All the teambuilding, talking and map-pointing that makes up the first hour of the movie could have grown tiresome, but what maintains the dramatic tension is the character of Hanbei, chief of security for Naritsugu. A shrewd and honorable samurai, Hanbei figures out that Shinzaemon is planning to attack his master somewhere along their journey from Edo back to Naritsugu's home territory. He even sits down for a cordial meeting with Shinzaemon while members of the assassin squad stand poised outside ready to draw their swords. It's very much like the friendly but tension-packed conversation between the two ninja adversaries in Kudo's previous film, Castle of Owls. The fact is, Hanbei is not a bad guy. He doesn't totally approve of Naritsugu's actions and under other circumstances Shinzaemon and Hanbei might have been great friends and allies. But Hanbei is sworn to serve his master, and his decency makes him more compelling than your typical nasty villain.

And the viewer's patience is rewarded in their final showdown, one of the longest and craziest action sequences not just in jidai-geki history, but in all of motion pictures. This is what Thirteen Assassins has built its reputation on. Shinzaemon determines that Naritsugu's procession will be passing through the inn town of Ochiai Station, so he sends his men to buy out the property owners -- all 75 inns. Then the assassins work feverishly to turn the whole town into a death trap. Hanbei and his 50-some men ride into town and find their path walled up, and the bridge they just crossed is torn down, and they find themselves sitting ducks as the thirteen assassins rain arrows down on them. They scatter to protect the lord, scramble down alleys in search of escape and engage in sword clashes, and the insane melee goes on for a solid half hour.
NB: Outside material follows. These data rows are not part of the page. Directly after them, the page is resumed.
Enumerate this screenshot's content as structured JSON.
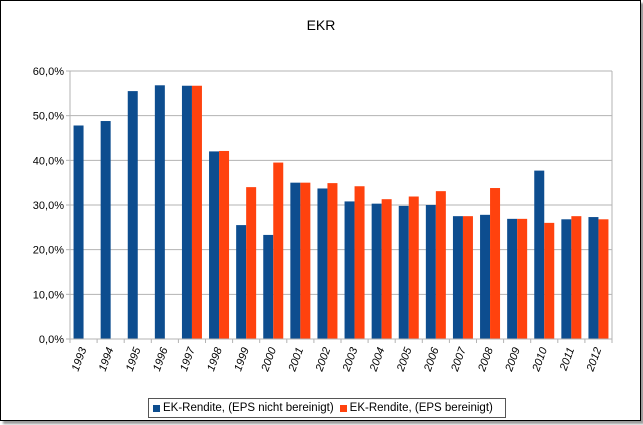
{
  "chart_data": {
    "type": "bar",
    "title": "EKR",
    "xlabel": "",
    "ylabel": "",
    "ylim": [
      0,
      60
    ],
    "yticks": [
      0,
      10,
      20,
      30,
      40,
      50,
      60
    ],
    "ytick_labels": [
      "0,0%",
      "10,0%",
      "20,0%",
      "30,0%",
      "40,0%",
      "50,0%",
      "60,0%"
    ],
    "categories": [
      "1993",
      "1994",
      "1995",
      "1996",
      "1997",
      "1998",
      "1999",
      "2000",
      "2001",
      "2002",
      "2003",
      "2004",
      "2005",
      "2006",
      "2007",
      "2008",
      "2009",
      "2010",
      "2011",
      "2012"
    ],
    "series": [
      {
        "name": "EK-Rendite, (EPS nicht bereinigt)",
        "color": "#0d4d8f",
        "values": [
          47.8,
          48.8,
          55.5,
          56.8,
          56.7,
          42.0,
          25.5,
          23.3,
          35.0,
          33.7,
          30.8,
          30.3,
          29.8,
          30.0,
          27.5,
          27.8,
          26.9,
          37.7,
          26.8,
          27.3
        ]
      },
      {
        "name": "EK-Rendite, (EPS bereinigt)",
        "color": "#ff420e",
        "values": [
          null,
          null,
          null,
          null,
          56.7,
          42.1,
          34.0,
          39.5,
          35.0,
          34.9,
          34.2,
          31.3,
          31.9,
          33.1,
          27.5,
          33.8,
          26.9,
          26.0,
          27.5,
          26.8
        ]
      }
    ],
    "grid": true,
    "legend_position": "bottom"
  }
}
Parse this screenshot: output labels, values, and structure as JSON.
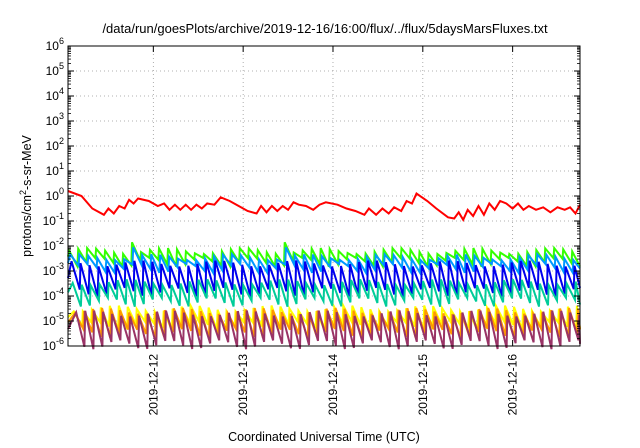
{
  "chart_data": {
    "type": "line",
    "title": "/data/run/goesPlots/archive/2019-12-16/16:00/flux/../flux/5daysMarsFluxes.txt",
    "xlabel": "Coordinated Universal Time (UTC)",
    "ylabel_base": "protons/cm",
    "ylabel_sup": "2",
    "ylabel_tail": "-s-sr-MeV",
    "y_scale": "log",
    "ylim_exp": [
      -6,
      6
    ],
    "y_ticks": [
      {
        "base": "10",
        "exp": "-6"
      },
      {
        "base": "10",
        "exp": "-5"
      },
      {
        "base": "10",
        "exp": "-4"
      },
      {
        "base": "10",
        "exp": "-3"
      },
      {
        "base": "10",
        "exp": "-2"
      },
      {
        "base": "10",
        "exp": "-1"
      },
      {
        "base": "10",
        "exp": "0"
      },
      {
        "base": "10",
        "exp": "1"
      },
      {
        "base": "10",
        "exp": "2"
      },
      {
        "base": "10",
        "exp": "3"
      },
      {
        "base": "10",
        "exp": "4"
      },
      {
        "base": "10",
        "exp": "5"
      },
      {
        "base": "10",
        "exp": "6"
      }
    ],
    "xlim_days": [
      11.05,
      16.75
    ],
    "x_ticks": [
      {
        "label": "2019-12-12",
        "day": 12
      },
      {
        "label": "2019-12-13",
        "day": 13
      },
      {
        "label": "2019-12-14",
        "day": 14
      },
      {
        "label": "2019-12-15",
        "day": 15
      },
      {
        "label": "2019-12-16",
        "day": 16
      }
    ],
    "grid": true,
    "legend": "none",
    "series": [
      {
        "color": "#ff0000",
        "log_points": [
          [
            11.05,
            0.2
          ],
          [
            11.2,
            0.0
          ],
          [
            11.32,
            -0.5
          ],
          [
            11.45,
            -0.75
          ],
          [
            11.5,
            -0.5
          ],
          [
            11.56,
            -0.7
          ],
          [
            11.62,
            -0.4
          ],
          [
            11.68,
            -0.5
          ],
          [
            11.73,
            -0.15
          ],
          [
            11.78,
            -0.3
          ],
          [
            11.83,
            -0.1
          ],
          [
            11.95,
            -0.2
          ],
          [
            12.05,
            -0.4
          ],
          [
            12.12,
            -0.3
          ],
          [
            12.18,
            -0.55
          ],
          [
            12.24,
            -0.35
          ],
          [
            12.3,
            -0.55
          ],
          [
            12.36,
            -0.35
          ],
          [
            12.42,
            -0.55
          ],
          [
            12.48,
            -0.35
          ],
          [
            12.54,
            -0.5
          ],
          [
            12.6,
            -0.3
          ],
          [
            12.68,
            -0.35
          ],
          [
            12.75,
            -0.05
          ],
          [
            12.85,
            -0.2
          ],
          [
            12.95,
            -0.4
          ],
          [
            13.05,
            -0.6
          ],
          [
            13.15,
            -0.7
          ],
          [
            13.2,
            -0.4
          ],
          [
            13.26,
            -0.65
          ],
          [
            13.32,
            -0.4
          ],
          [
            13.38,
            -0.6
          ],
          [
            13.44,
            -0.4
          ],
          [
            13.5,
            -0.55
          ],
          [
            13.56,
            -0.25
          ],
          [
            13.62,
            -0.35
          ],
          [
            13.7,
            -0.4
          ],
          [
            13.78,
            -0.55
          ],
          [
            13.85,
            -0.35
          ],
          [
            13.92,
            -0.25
          ],
          [
            14.05,
            -0.35
          ],
          [
            14.15,
            -0.5
          ],
          [
            14.25,
            -0.6
          ],
          [
            14.35,
            -0.75
          ],
          [
            14.4,
            -0.5
          ],
          [
            14.48,
            -0.75
          ],
          [
            14.55,
            -0.5
          ],
          [
            14.62,
            -0.7
          ],
          [
            14.68,
            -0.45
          ],
          [
            14.76,
            -0.6
          ],
          [
            14.82,
            -0.2
          ],
          [
            14.88,
            -0.3
          ],
          [
            14.93,
            0.1
          ],
          [
            15.05,
            -0.2
          ],
          [
            15.15,
            -0.5
          ],
          [
            15.28,
            -0.85
          ],
          [
            15.35,
            -0.9
          ],
          [
            15.4,
            -0.65
          ],
          [
            15.45,
            -0.95
          ],
          [
            15.5,
            -0.55
          ],
          [
            15.56,
            -0.8
          ],
          [
            15.62,
            -0.4
          ],
          [
            15.68,
            -0.75
          ],
          [
            15.74,
            -0.3
          ],
          [
            15.8,
            -0.55
          ],
          [
            15.86,
            -0.2
          ],
          [
            15.93,
            -0.3
          ],
          [
            16.0,
            -0.5
          ],
          [
            16.06,
            -0.3
          ],
          [
            16.12,
            -0.55
          ],
          [
            16.18,
            -0.4
          ],
          [
            16.26,
            -0.55
          ],
          [
            16.34,
            -0.45
          ],
          [
            16.42,
            -0.65
          ],
          [
            16.5,
            -0.45
          ],
          [
            16.58,
            -0.55
          ],
          [
            16.64,
            -0.45
          ],
          [
            16.7,
            -0.7
          ],
          [
            16.75,
            -0.35
          ]
        ]
      },
      {
        "color": "#33ff00",
        "saw": {
          "hi": -2.2,
          "lo": -2.65,
          "bumps": [
            [
              11.75,
              -1.85
            ],
            [
              13.45,
              -1.85
            ]
          ]
        }
      },
      {
        "color": "#0099ff",
        "saw": {
          "hi": -2.45,
          "lo": -2.9,
          "bumps": [
            [
              11.75,
              -2.05
            ],
            [
              13.45,
              -2.05
            ]
          ]
        }
      },
      {
        "color": "#0000ee",
        "saw": {
          "hi": -2.7,
          "lo": -3.85,
          "bumps": []
        }
      },
      {
        "color": "#00cc99",
        "saw": {
          "hi": -3.45,
          "lo": -4.25,
          "bumps": []
        }
      },
      {
        "color": "#ffff00",
        "saw": {
          "hi": -4.5,
          "lo": -5.2,
          "bumps": []
        }
      },
      {
        "color": "#ff9900",
        "saw": {
          "hi": -4.6,
          "lo": -5.5,
          "bumps": []
        }
      },
      {
        "color": "#993366",
        "saw": {
          "hi": -4.7,
          "lo": -5.95,
          "bumps": []
        }
      }
    ]
  }
}
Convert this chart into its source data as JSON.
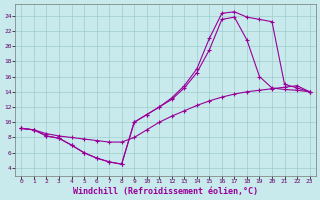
{
  "background_color": "#c8eaec",
  "grid_color": "#a0cccc",
  "line_color": "#990099",
  "marker_color": "#990099",
  "xlabel": "Windchill (Refroidissement éolien,°C)",
  "xlabel_fontsize": 6,
  "ylabel_ticks": [
    4,
    6,
    8,
    10,
    12,
    14,
    16,
    18,
    20,
    22,
    24
  ],
  "xlabel_ticks": [
    0,
    1,
    2,
    3,
    4,
    5,
    6,
    7,
    8,
    9,
    10,
    11,
    12,
    13,
    14,
    15,
    16,
    17,
    18,
    19,
    20,
    21,
    22,
    23
  ],
  "xlim": [
    -0.5,
    23.5
  ],
  "ylim": [
    3.0,
    25.5
  ],
  "curve1_x": [
    0,
    1,
    2,
    3,
    4,
    5,
    6,
    7,
    8,
    9,
    10,
    11,
    12,
    13,
    14,
    15,
    16,
    17,
    18,
    19,
    20,
    21,
    22,
    23
  ],
  "curve1_y": [
    9.2,
    9.0,
    8.2,
    7.9,
    7.0,
    6.0,
    5.3,
    4.8,
    4.5,
    10.0,
    11.0,
    12.0,
    13.2,
    14.8,
    17.0,
    21.0,
    24.3,
    24.5,
    23.8,
    23.5,
    23.2,
    15.0,
    14.5,
    14.0
  ],
  "curve2_x": [
    0,
    1,
    2,
    3,
    4,
    5,
    6,
    7,
    8,
    9,
    10,
    11,
    12,
    13,
    14,
    15,
    16,
    17,
    18,
    19,
    20,
    21,
    22,
    23
  ],
  "curve2_y": [
    9.2,
    9.0,
    8.2,
    7.9,
    7.0,
    6.0,
    5.3,
    4.8,
    4.5,
    10.0,
    11.0,
    12.0,
    13.0,
    14.5,
    16.5,
    19.5,
    23.5,
    23.8,
    20.8,
    16.0,
    14.5,
    14.3,
    14.2,
    14.0
  ],
  "curve3_x": [
    0,
    1,
    2,
    3,
    4,
    5,
    6,
    7,
    8,
    9,
    10,
    11,
    12,
    13,
    14,
    15,
    16,
    17,
    18,
    19,
    20,
    21,
    22,
    23
  ],
  "curve3_y": [
    9.2,
    9.0,
    8.5,
    8.2,
    8.0,
    7.8,
    7.6,
    7.4,
    7.4,
    8.0,
    9.0,
    10.0,
    10.8,
    11.5,
    12.2,
    12.8,
    13.3,
    13.7,
    14.0,
    14.2,
    14.4,
    14.6,
    14.8,
    14.0
  ]
}
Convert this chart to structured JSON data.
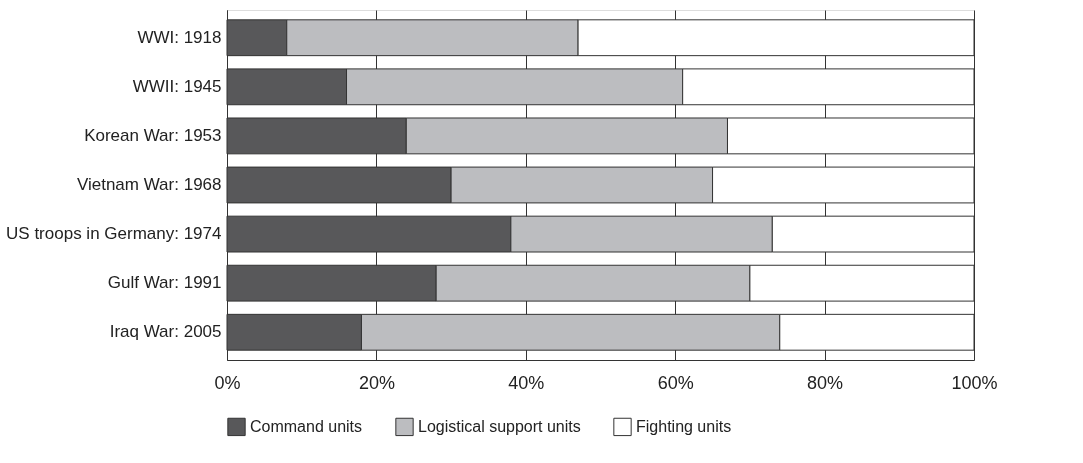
{
  "chart_data": {
    "type": "bar",
    "orientation": "horizontal",
    "stacked": true,
    "categories": [
      "WWI: 1918",
      "WWII: 1945",
      "Korean War: 1953",
      "Vietnam War: 1968",
      "US troops in Germany: 1974",
      "Gulf War: 1991",
      "Iraq War: 2005"
    ],
    "series": [
      {
        "name": "Command units",
        "color": "#58585a",
        "values": [
          8,
          16,
          24,
          30,
          38,
          28,
          18
        ]
      },
      {
        "name": "Logistical support units",
        "color": "#bcbdc0",
        "values": [
          39,
          45,
          43,
          35,
          35,
          42,
          56
        ]
      },
      {
        "name": "Fighting units",
        "color": "#ffffff",
        "values": [
          53,
          39,
          33,
          35,
          27,
          30,
          26
        ]
      }
    ],
    "xlim": [
      0,
      100
    ],
    "xticks": [
      {
        "value": 0,
        "label": "0%"
      },
      {
        "value": 20,
        "label": "20%"
      },
      {
        "value": 40,
        "label": "40%"
      },
      {
        "value": 60,
        "label": "60%"
      },
      {
        "value": 80,
        "label": "80%"
      },
      {
        "value": 100,
        "label": "100%"
      }
    ],
    "grid": "x",
    "legend": "bottom"
  }
}
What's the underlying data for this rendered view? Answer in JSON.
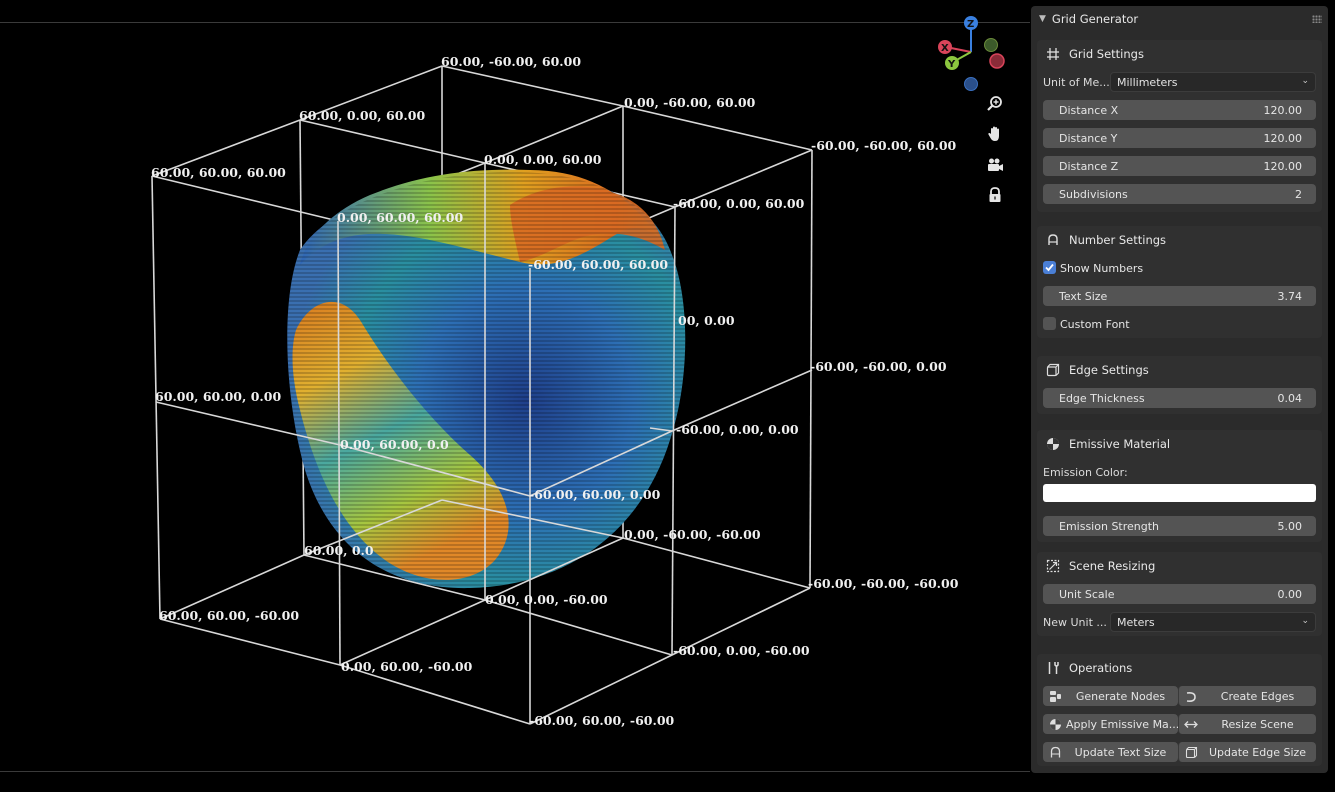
{
  "viewport": {
    "labels": [
      "60.00, -60.00, 60.00",
      "60.00, 0.00, 60.00",
      "0.00, -60.00, 60.00",
      "60.00, 60.00, 60.00",
      "0.00, 0.00, 60.00",
      "-60.00, -60.00, 60.00",
      "0.00, 60.00, 60.00",
      "-60.00, 0.00, 60.00",
      "-60.00, 60.00, 60.00",
      "00, 0.00",
      "-60.00, -60.00, 0.00",
      "60.00, 60.00, 0.00",
      "-60.00, 0.00, 0.00",
      "0.00, 60.00, 0.0",
      "-60.00, 60.00, 0.00",
      "0.00, -60.00, -60.00",
      "60.00, 0.0",
      "-60.00, -60.00, -60.00",
      "0.00, 0.00, -60.00",
      "60.00, 60.00, -60.00",
      "-60.00, 0.00, -60.00",
      "0.00, 60.00, -60.00",
      "-60.00, 60.00, -60.00"
    ],
    "gizmo": {
      "z": "Z",
      "x": "X",
      "y": "Y",
      "z_color": "#3a80e0",
      "x_color": "#d9445a",
      "y_color": "#8cc63f"
    }
  },
  "panel": {
    "title": "Grid Generator",
    "grid_settings": {
      "title": "Grid Settings",
      "unit_label": "Unit of Me...",
      "unit_value": "Millimeters",
      "distance_x_label": "Distance X",
      "distance_x_value": "120.00",
      "distance_y_label": "Distance Y",
      "distance_y_value": "120.00",
      "distance_z_label": "Distance Z",
      "distance_z_value": "120.00",
      "subdivisions_label": "Subdivisions",
      "subdivisions_value": "2"
    },
    "number_settings": {
      "title": "Number Settings",
      "show_numbers_label": "Show Numbers",
      "show_numbers_checked": true,
      "text_size_label": "Text Size",
      "text_size_value": "3.74",
      "custom_font_label": "Custom Font",
      "custom_font_checked": false
    },
    "edge_settings": {
      "title": "Edge Settings",
      "edge_thickness_label": "Edge Thickness",
      "edge_thickness_value": "0.04"
    },
    "emissive_material": {
      "title": "Emissive Material",
      "emission_color_label": "Emission Color:",
      "emission_color": "#ffffff",
      "emission_strength_label": "Emission Strength",
      "emission_strength_value": "5.00"
    },
    "scene_resizing": {
      "title": "Scene Resizing",
      "unit_scale_label": "Unit Scale",
      "unit_scale_value": "0.00",
      "new_unit_label": "New Unit ...",
      "new_unit_value": "Meters"
    },
    "operations": {
      "title": "Operations",
      "generate_nodes": "Generate Nodes",
      "create_edges": "Create Edges",
      "apply_emissive": "Apply Emissive Ma...",
      "resize_scene": "Resize Scene",
      "update_text_size": "Update Text Size",
      "update_edge_size": "Update Edge Size"
    }
  }
}
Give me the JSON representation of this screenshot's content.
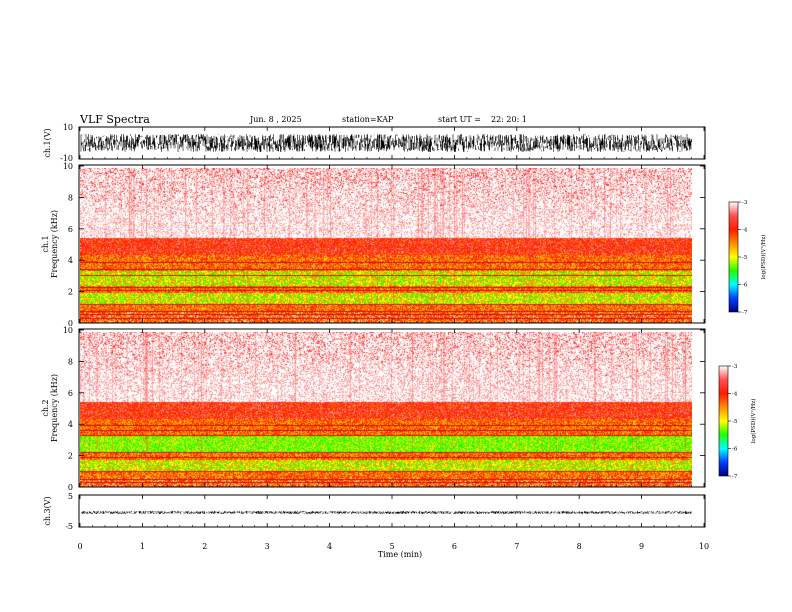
{
  "header": {
    "title": "VLF Spectra",
    "date": "Jun. 8 , 2025",
    "station": "station=KAP",
    "start": "start UT =",
    "start_time": "22: 20: 1"
  },
  "colors": {
    "background": "#ffffff",
    "waveform": "#000000",
    "ramp": [
      "#ffffff",
      "#ff5050",
      "#ff1a00",
      "#ff8c00",
      "#ffff00",
      "#20ff00",
      "#00ffff",
      "#0040ff",
      "#000080"
    ]
  },
  "chart_data": [
    {
      "type": "line",
      "name": "ch1-waveform",
      "ylabel": "ch.1(V)",
      "ylim": [
        -10,
        10
      ],
      "yticks": [
        "10",
        "-10"
      ],
      "amplitude_range": [
        -6,
        6
      ],
      "x_extent_min": 9.8
    },
    {
      "type": "heatmap",
      "name": "ch1-spectrogram",
      "ylabel_line1": "ch.1",
      "ylabel_line2": "Frequency (kHz)",
      "ylim": [
        0,
        10
      ],
      "yticks": [
        "0",
        "2",
        "4",
        "6",
        "8",
        "10"
      ],
      "colorbar": {
        "label": "log(PSD)(V²/Hz)",
        "ticks": [
          "-3",
          "-4",
          "-5",
          "-6",
          "-7"
        ],
        "range": [
          -7,
          -3
        ]
      },
      "bands": [
        {
          "from_khz": 0.0,
          "to_khz": 0.8,
          "level": "orange-red lines"
        },
        {
          "from_khz": 0.8,
          "to_khz": 1.2,
          "level": "orange"
        },
        {
          "from_khz": 1.2,
          "to_khz": 2.0,
          "level": "yellow-green"
        },
        {
          "from_khz": 2.0,
          "to_khz": 2.4,
          "level": "orange"
        },
        {
          "from_khz": 2.4,
          "to_khz": 3.4,
          "level": "yellow-green"
        },
        {
          "from_khz": 3.4,
          "to_khz": 4.4,
          "level": "orange"
        },
        {
          "from_khz": 4.4,
          "to_khz": 5.5,
          "level": "red"
        },
        {
          "from_khz": 5.5,
          "to_khz": 10.0,
          "level": "white-red speckle"
        }
      ],
      "lines_khz": [
        0.35,
        0.55,
        0.75,
        1.25,
        2.1,
        2.35,
        3.1,
        3.5,
        3.95
      ]
    },
    {
      "type": "heatmap",
      "name": "ch2-spectrogram",
      "ylabel_line1": "ch.2",
      "ylabel_line2": "Frequency (kHz)",
      "ylim": [
        0,
        10
      ],
      "yticks": [
        "0",
        "2",
        "4",
        "6",
        "8",
        "10"
      ],
      "colorbar": {
        "label": "log(PSD)(V²/Hz)",
        "ticks": [
          "-3",
          "-4",
          "-5",
          "-6",
          "-7"
        ],
        "range": [
          -7,
          -3
        ]
      },
      "bands": [
        {
          "from_khz": 0.0,
          "to_khz": 0.6,
          "level": "orange-red lines"
        },
        {
          "from_khz": 0.6,
          "to_khz": 1.0,
          "level": "orange"
        },
        {
          "from_khz": 1.0,
          "to_khz": 1.8,
          "level": "yellow-green"
        },
        {
          "from_khz": 1.8,
          "to_khz": 2.2,
          "level": "orange"
        },
        {
          "from_khz": 2.2,
          "to_khz": 3.3,
          "level": "green"
        },
        {
          "from_khz": 3.3,
          "to_khz": 4.4,
          "level": "orange"
        },
        {
          "from_khz": 4.4,
          "to_khz": 5.5,
          "level": "red"
        },
        {
          "from_khz": 5.5,
          "to_khz": 10.0,
          "level": "white-red speckle"
        }
      ],
      "lines_khz": [
        0.3,
        0.5,
        1.05,
        1.95,
        2.25,
        3.35,
        3.7,
        4.0
      ]
    },
    {
      "type": "line",
      "name": "ch3-waveform",
      "ylabel": "ch.3(V)",
      "ylim": [
        -5,
        5
      ],
      "yticks": [
        "5",
        "-5"
      ],
      "amplitude_range": [
        -1,
        0
      ],
      "x_extent_min": 9.8
    }
  ],
  "xaxis": {
    "label": "Time (min)",
    "range": [
      0,
      10
    ],
    "ticks": [
      "0",
      "1",
      "2",
      "3",
      "4",
      "5",
      "6",
      "7",
      "8",
      "9",
      "10"
    ]
  }
}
With the possible exception of contemporary Michael Bay-category excesses, movie action scenes usually go on for about five to fifteen minutes before the audience gets to take a breather. We stretch those parts out in our minds, but really the chaos is generally confined to short bursts. When the action goes on relentlessly for such an extended period, the effect is profound. Some critics say this fight marathon is overkill and causes their eyes to glaze over, but I find it mesmerizing. Shinzaemon's battle strategy unfolds beautifully and the fight choreography is convincing. It's not just heaps of senseless violence, it's a struggle to determine whether Shinzaemon or Hanbei will prevail in their solemn duties. And as we're reminded, during this peacetime era it's unlikely that any of the combatants have ever risked their lives in combat until now.

Eiichi Kudo may not have been a grand master of Japanese cinema, but it's a testament to his vision that Thirteen Assassins can still take our breath away a half century later, even with our jaded modern sensibilities inured to cataclysmic CGI mayhem. Takashi Miike must have agreed, as evidenced by his excellent and respectful 13 Assassins remake in 2010.